Methods. A multi-site randomized controlled trial was undertaken with N = 54 CFCD with primary school age children in Hong Kong recruited through referrals from schools and non-government organizations. For the treatment group (n = 31), data were collected at baseline/pre-intervention (T1), post-intervention (T2), and at 3-month follow-up; for the waitlist control group (n = 23), data were collected at baseline (T1), pre-intervention (T2), post-intervention, and 3-month follow-up. While participants in the treatment group received immediate intervention, participants in the waitlist control group received intervention after the completion of T2 data collection. Intrapersonal impacts were measured by Kessler Psychological Distress Scale; and interpersonal impacts were measured by Parent-Child Relationship Scale and Parental Bonding Inventory. A series of 2 × 2 mixed design ANOVA was conducted to evaluate the intrapersonal and interpersonal outcomes of MFNT. Paired-sample t-tests were then used to examine the sustainability of MFNT.
Results. Compared to the waitlist control group, parents in the treatment group experienced a significant reduction in psychological distress (Cohen’s d = 1.24), while no significant improvement in ratings of parent-child relationship for both groups. Conversely, children in both groups reported no significant reduction in their psychological distress but children in the treatment group demonstrated significant drops in their ratings of parental overprotection (Cohen’s d = 0.84) and indifference (Cohen’s d = 0.68). The effects for parents’ psychological distress and parental overprotection were sustained at 3-month follow-up.

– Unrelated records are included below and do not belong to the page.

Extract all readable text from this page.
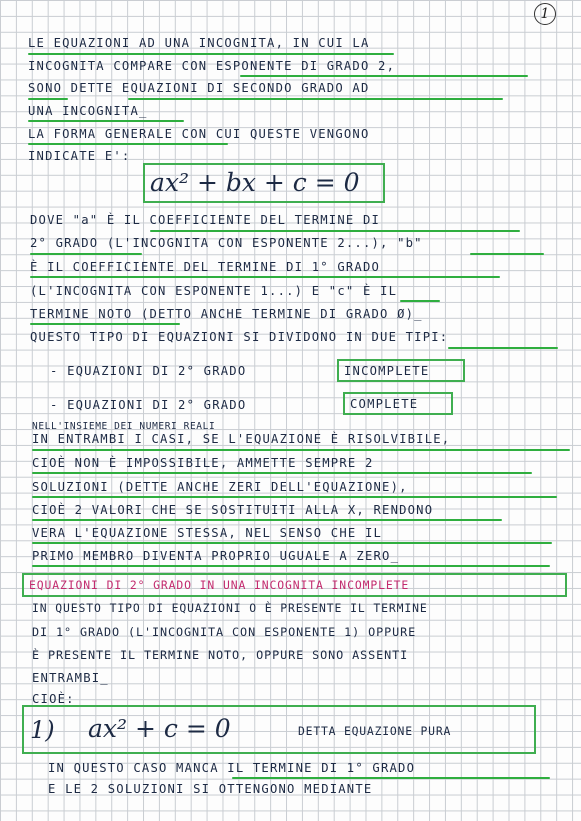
1
LE EQUAZIONI AD UNA INCOGNITA, IN CUI LA
INCOGNITA COMPARE CON ESPONENTE DI GRADO 2,
SONO DETTE EQUAZIONI DI SECONDO GRADO AD
UNA INCOGNITA_
LA FORMA GENERALE CON CUI QUESTE VENGONO
INDICATE E':
ax² + bx + c = 0
DOVE "a" È IL COEFFICIENTE DEL TERMINE DI
2° GRADO (L'INCOGNITA CON ESPONENTE 2...), "b"
È IL COEFFICIENTE DEL TERMINE DI 1° GRADO
(L'INCOGNITA CON ESPONENTE 1...) E "c" È IL
TERMINE NOTO (DETTO ANCHE TERMINE DI GRADO Ø)_
QUESTO TIPO DI EQUAZIONI SI DIVIDONO IN DUE TIPI:
- EQUAZIONI DI 2° GRADO	INCOMPLETE
- EQUAZIONI DI 2° GRADO	COMPLETE
NELL'INSIEME DEI NUMERI REALI
IN ENTRAMBI I CASI, SE L'EQUAZIONE È RISOLVIBILE,
CIOÈ NON È IMPOSSIBILE, AMMETTE SEMPRE 2
SOLUZIONI (DETTE ANCHE ZERI DELL'EQUAZIONE),
CIOÈ 2 VALORI CHE SE SOSTITUITI ALLA X, RENDONO
VERA L'EQUAZIONE STESSA, NEL SENSO CHE IL
PRIMO MEMBRO DIVENTA PROPRIO UGUALE A ZERO_
EQUAZIONI DI 2° GRADO IN UNA INCOGNITA INCOMPLETE
IN QUESTO TIPO DI EQUAZIONI O È PRESENTE IL TERMINE
DI 1° GRADO (L'INCOGNITA CON ESPONENTE 1) OPPURE
È PRESENTE IL TERMINE NOTO, OPPURE SONO ASSENTI
ENTRAMBI_
CIOÈ:
1) ax² + c = 0	DETTA EQUAZIONE PURA
IN QUESTO CASO MANCA IL TERMINE DI 1° GRADO
E LE 2 SOLUZIONI SI OTTENGONO MEDIANTE
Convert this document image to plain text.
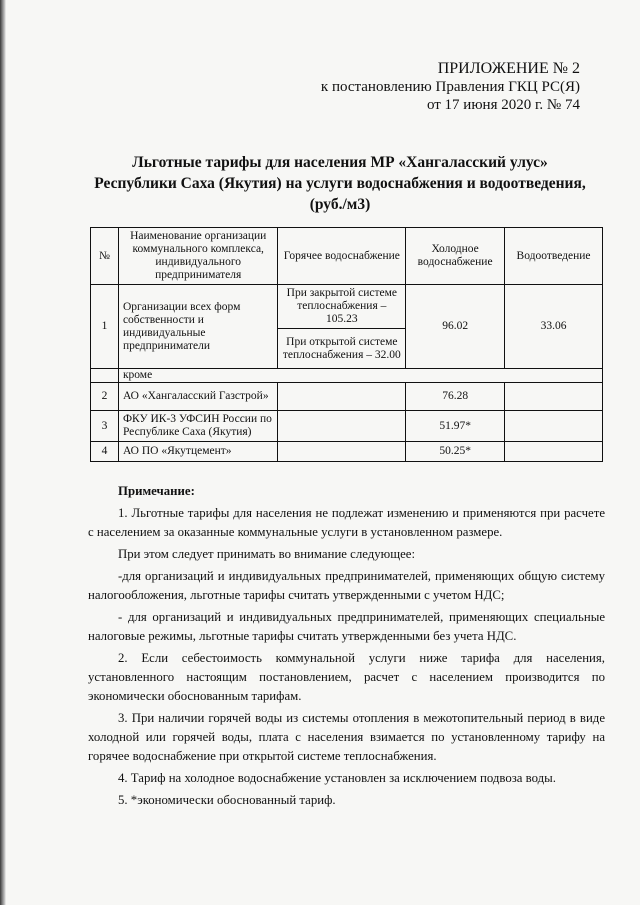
ПРИЛОЖЕНИЕ № 2
к постановлению Правления ГКЦ РС(Я)
от 17 июня 2020 г. № 74
Льготные тарифы для населения МР «Хангаласский улус»
Республики Саха (Якутия) на услуги водоснабжения и водоотведения,
(руб./м3)
№	Наименование организации коммунального комплекса, индивидуального предпринимателя	Горячее водоснабжение	Холодное водоснабжение	Водоотведение
1	Организации всех форм собственности и индивидуальные предприниматели	При закрытой системе теплоснабжения – 105.23	96.02	33.06
		При открытой системе теплоснабжения – 32.00		
	кроме			
2	АО «Хангаласский Газстрой»		76.28	
3	ФКУ ИК-3 УФСИН России по Республике Саха (Якутия)		51.97*	
4	АО ПО «Якутцемент»		50.25*	
Примечание:

1. Льготные тарифы для населения не подлежат изменению и применяются при расчете с населением за оказанные коммунальные услуги в установленном размере.

При этом следует принимать во внимание следующее:

-для организаций и индивидуальных предпринимателей, применяющих общую систему налогообложения, льготные тарифы считать утвержденными с учетом НДС;

- для организаций и индивидуальных предпринимателей, применяющих специальные налоговые режимы, льготные тарифы считать утвержденными без учета НДС.

2. Если себестоимость коммунальной услуги ниже тарифа для населения, установленного настоящим постановлением, расчет с населением производится по экономически обоснованным тарифам.

3. При наличии горячей воды из системы отопления в межотопительный период в виде холодной или горячей воды, плата с населения взимается по установленному тарифу на горячее водоснабжение при открытой системе теплоснабжения.

4. Тариф на холодное водоснабжение установлен за исключением подвоза воды.

5. *экономически обоснованный тариф.
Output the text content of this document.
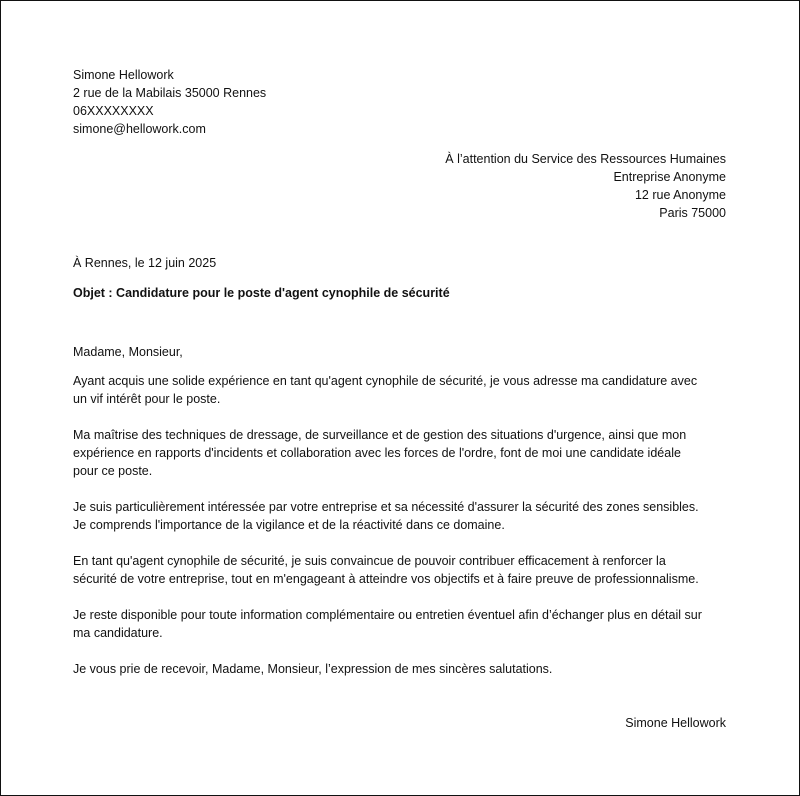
Simone Hellowork
2 rue de la Mabilais 35000 Rennes
06XXXXXXXX
simone@hellowork.com
À l’attention du Service des Ressources Humaines
Entreprise Anonyme
12 rue Anonyme
Paris 75000
À Rennes, le 12 juin 2025
Objet : Candidature pour le poste d'agent cynophile de sécurité
Madame, Monsieur,
Ayant acquis une solide expérience en tant qu'agent cynophile de sécurité, je vous adresse ma candidature avec
un vif intérêt pour le poste.
Ma maîtrise des techniques de dressage, de surveillance et de gestion des situations d'urgence, ainsi que mon
expérience en rapports d'incidents et collaboration avec les forces de l'ordre, font de moi une candidate idéale
pour ce poste.
Je suis particulièrement intéressée par votre entreprise et sa nécessité d'assurer la sécurité des zones sensibles.
Je comprends l'importance de la vigilance et de la réactivité dans ce domaine.
En tant qu'agent cynophile de sécurité, je suis convaincue de pouvoir contribuer efficacement à renforcer la
sécurité de votre entreprise, tout en m'engageant à atteindre vos objectifs et à faire preuve de professionnalisme.
Je reste disponible pour toute information complémentaire ou entretien éventuel afin d’échanger plus en détail sur
ma candidature.
Je vous prie de recevoir, Madame, Monsieur, l’expression de mes sincères salutations.
Simone Hellowork
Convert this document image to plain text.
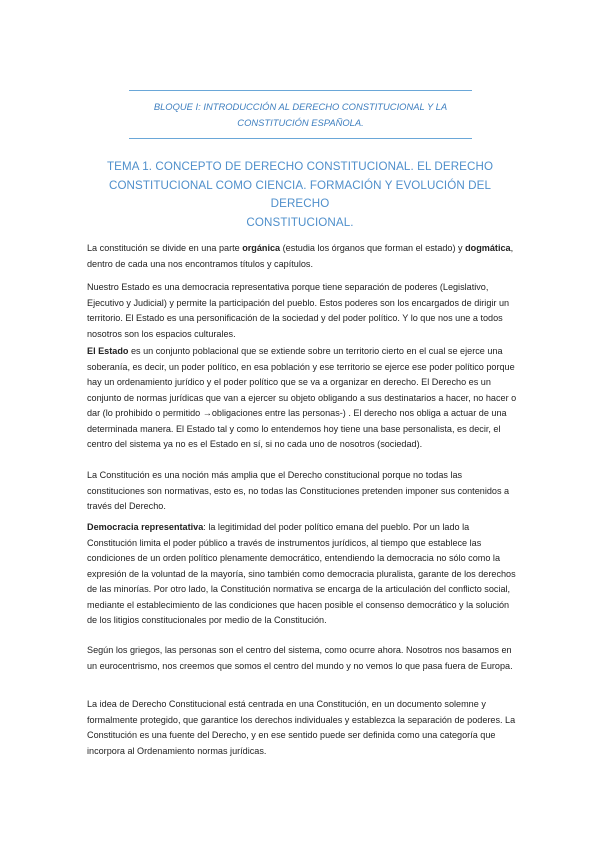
BLOQUE I: INTRODUCCIÓN AL DERECHO CONSTITUCIONAL Y LA
CONSTITUCIÓN ESPAÑOLA.
TEMA 1. CONCEPTO DE DERECHO CONSTITUCIONAL. EL DERECHO
CONSTITUCIONAL COMO CIENCIA. FORMACIÓN Y EVOLUCIÓN DEL DERECHO
CONSTITUCIONAL.

La constitución se divide en una parte orgánica (estudia los órganos que forman el estado) y dogmática, dentro de cada una nos encontramos títulos y capítulos.

Nuestro Estado es una democracia representativa porque tiene separación de poderes (Legislativo, Ejecutivo y Judicial) y permite la participación del pueblo. Estos poderes son los encargados de dirigir un territorio. El Estado es una personificación de la sociedad y del poder político. Y lo que nos une a todos nosotros son los espacios culturales.

El Estado es un conjunto poblacional que se extiende sobre un territorio cierto en el cual se ejerce una soberanía, es decir, un poder político, en esa población y ese territorio se ejerce ese poder político porque hay un ordenamiento jurídico y el poder político que se va a organizar en derecho. El Derecho es un conjunto de normas jurídicas que van a ejercer su objeto obligando a sus destinatarios a hacer, no hacer o dar (lo prohibido o permitido →obligaciones entre las personas-) . El derecho nos obliga a actuar de una determinada manera. El Estado tal y como lo entendemos hoy tiene una base personalista, es decir, el centro del sistema ya no es el Estado en sí, si no cada uno de nosotros (sociedad).

La Constitución es una noción más amplia que el Derecho constitucional porque no todas las constituciones son normativas, esto es, no todas las Constituciones pretenden imponer sus contenidos a través del Derecho.

Democracia representativa: la legitimidad del poder político emana del pueblo. Por un lado la Constitución limita el poder público a través de instrumentos jurídicos, al tiempo que establece las condiciones de un orden político plenamente democrático, entendiendo la democracia no sólo como la expresión de la voluntad de la mayoría, sino también como democracia pluralista, garante de los derechos de las minorías. Por otro lado, la Constitución normativa se encarga de la articulación del conflicto social, mediante el establecimiento de las condiciones que hacen posible el consenso democrático y la solución de los litigios constitucionales por medio de la Constitución.

Según los griegos, las personas son el centro del sistema, como ocurre ahora. Nosotros nos basamos en un eurocentrismo, nos creemos que somos el centro del mundo y no vemos lo que pasa fuera de Europa.

La idea de Derecho Constitucional está centrada en una Constitución, en un documento solemne y formalmente protegido, que garantice los derechos individuales y establezca la separación de poderes. La Constitución es una fuente del Derecho, y en ese sentido puede ser definida como una categoría que incorpora al Ordenamiento normas jurídicas.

Conclusions. The present study was one of the first attempts to explore the effectiveness of MFNT. Our results suggested that MFNT has differential effects on parents and children at intrapersonal and interpersonal level, specifically a beneficial effect in psychological distress among parents and perceived parental bonding among children. Such a non-alignment in parent-child perspectives highlights the importance of considering multi-informant perspectives and the inclusion of children’s voice in evaluating the outcomes of family-based intervention, especially when the intervention takes place at their schools. Take Hong Kong as an example, MFNT recognizes the impact of disempowering dominant discourses prevalent in society, particularly in relation to academic excellence, diagnostic culture, stigmatization and expectation of parental involvement in education. By countering these oppressive narratives and promoting positive collective narratives about children with dyslexia, MFNT offers a promising approach to alleviate parental psychological burden and enhance the parent-child bond.